Will was in a defiant mood, his consciousness deeply stung with the thought that the people who looked at him probably knew a fact tantamount to an accusation against him. He stood in a conspicuous place not far from the auctioneer, with a fore-finger in each side-pocket and his head thrown backward. When the “Supper at Emmaus” was brought forward, the auctioneer turned it toward him. “Five pounds,” said Will. Trumbull burst out in remonstrance. The bidding was brisk, and Will, remembering that Mrs. Bulstrode had a strong wish for the picture, continued to share in it. It was knocked down to him at ten guineas, and he pushed his way toward the bow-window and went out.

He chose to go under the marquee to get a glass of water, being hot and thirsty. Before the woman in attendance was well gone, he was annoyed to see entering the florid stranger who had stared at him. Mr. Raffles moved a step or two till he was in front of Will, and said with full-mouthed haste, “Excuse me, Mr. Ladislaw—was your mother’s name Sarah Dunkirk?” Will, starting to his feet, moved backward a step, frowning. “Yes, sir, it was. And what is that to you?” Raffles, who never hesitated to thrust himself on unwilling observation, said he had known Sarah when she was a girl, and that Will was the very image of his father. “Parents alive, Mr. Ladislaw?” “No!” thundered Will. Raffles, who had lifted his hat, turned himself round with a swing of his leg and walked away.

Later in the evening, however, Raffles overtook him in the street and walked by his side. He told Will he had travelled for Sarah’s family in a gentlemanly way at a high salary, and that they hadn’t minded her running away at first—godly folks, very godly. “What do you say, Mr. Ladislaw?—shall we turn in and have a glass?” “No, I must say good evening,” said Will, dashing up a passage which led into Lowick Gate, and almost running to get out of Raffles’s reach.

He walked a long while on the Lowick road away from the town, glad of the starlit darkness when it came. He felt as if he had had dirt cast on him amidst shouts of scorn.
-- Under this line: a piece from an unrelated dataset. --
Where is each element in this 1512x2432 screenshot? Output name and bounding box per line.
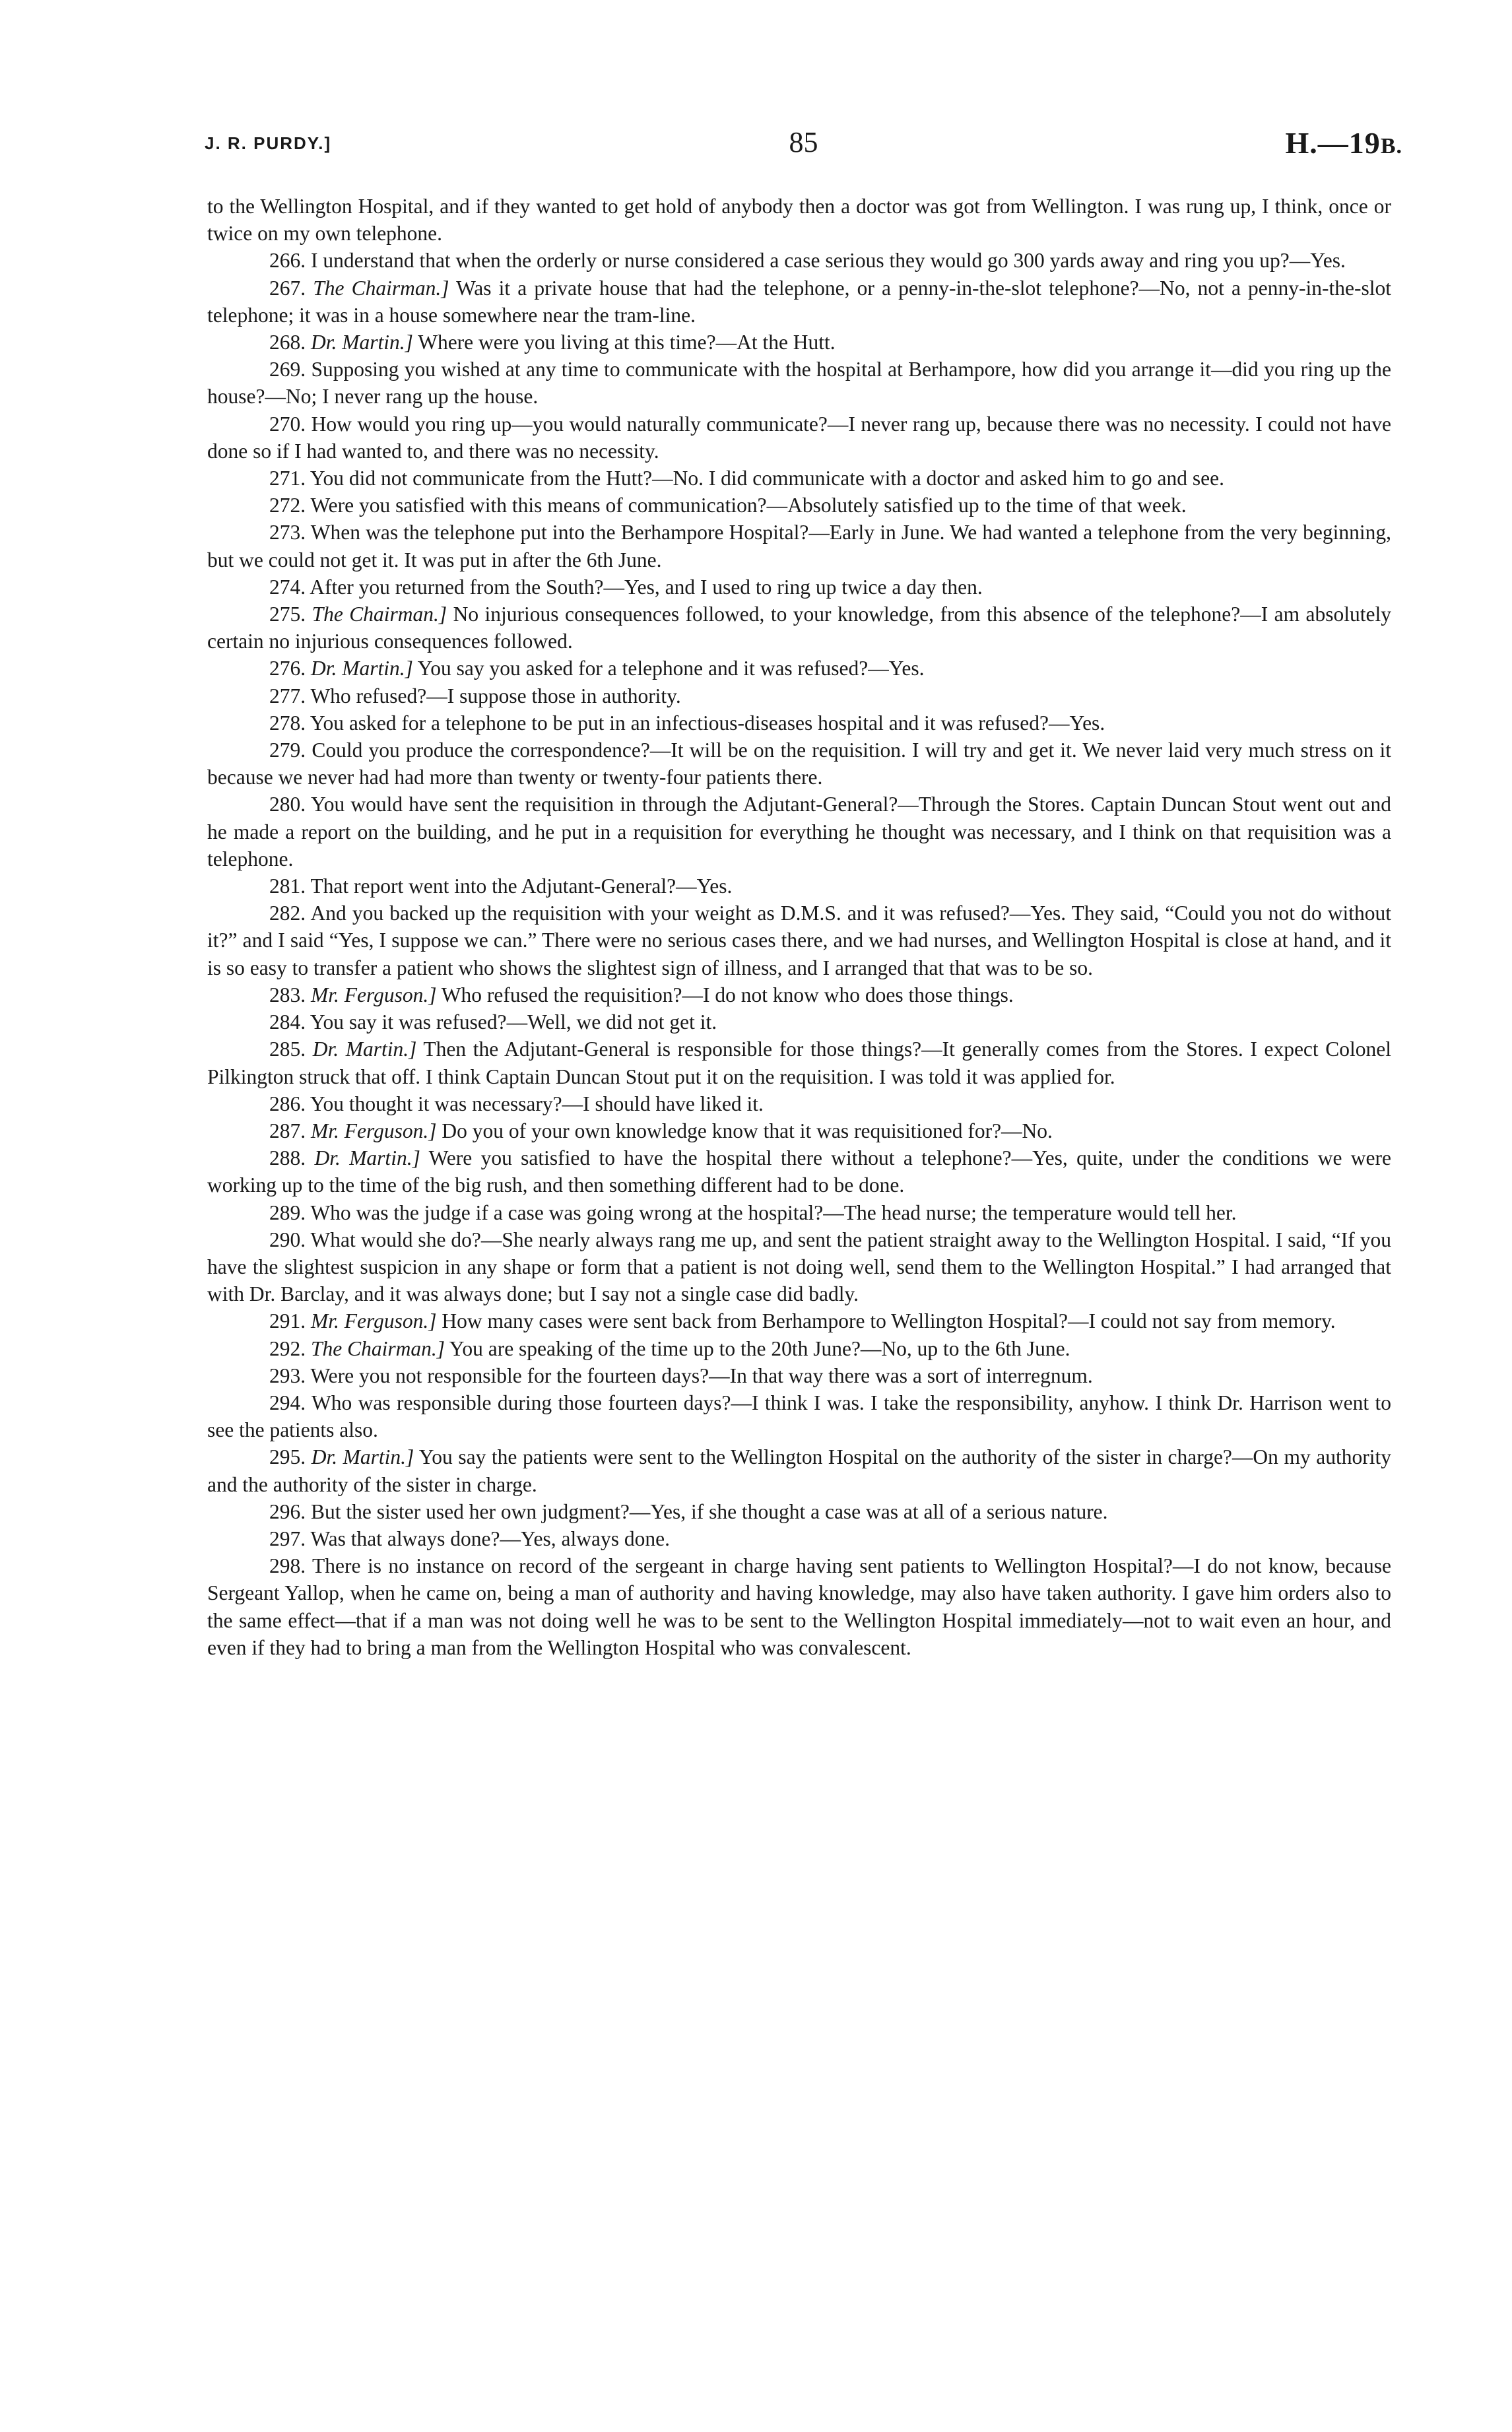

There was this to confirm the fellow’s statement—that his mother never would tell him the reason why she had run away from her family. Well! what was he, Will Ladislaw, the worse, supposing the truth about that family to be the ugliest? His mother had braved hardship in order to separate herself from it. But if Dorothea’s friends had known this story, they would have had a fine color to give their suspicions a welcome ground. However, let them suspect what they pleased, they would find themselves in the wrong.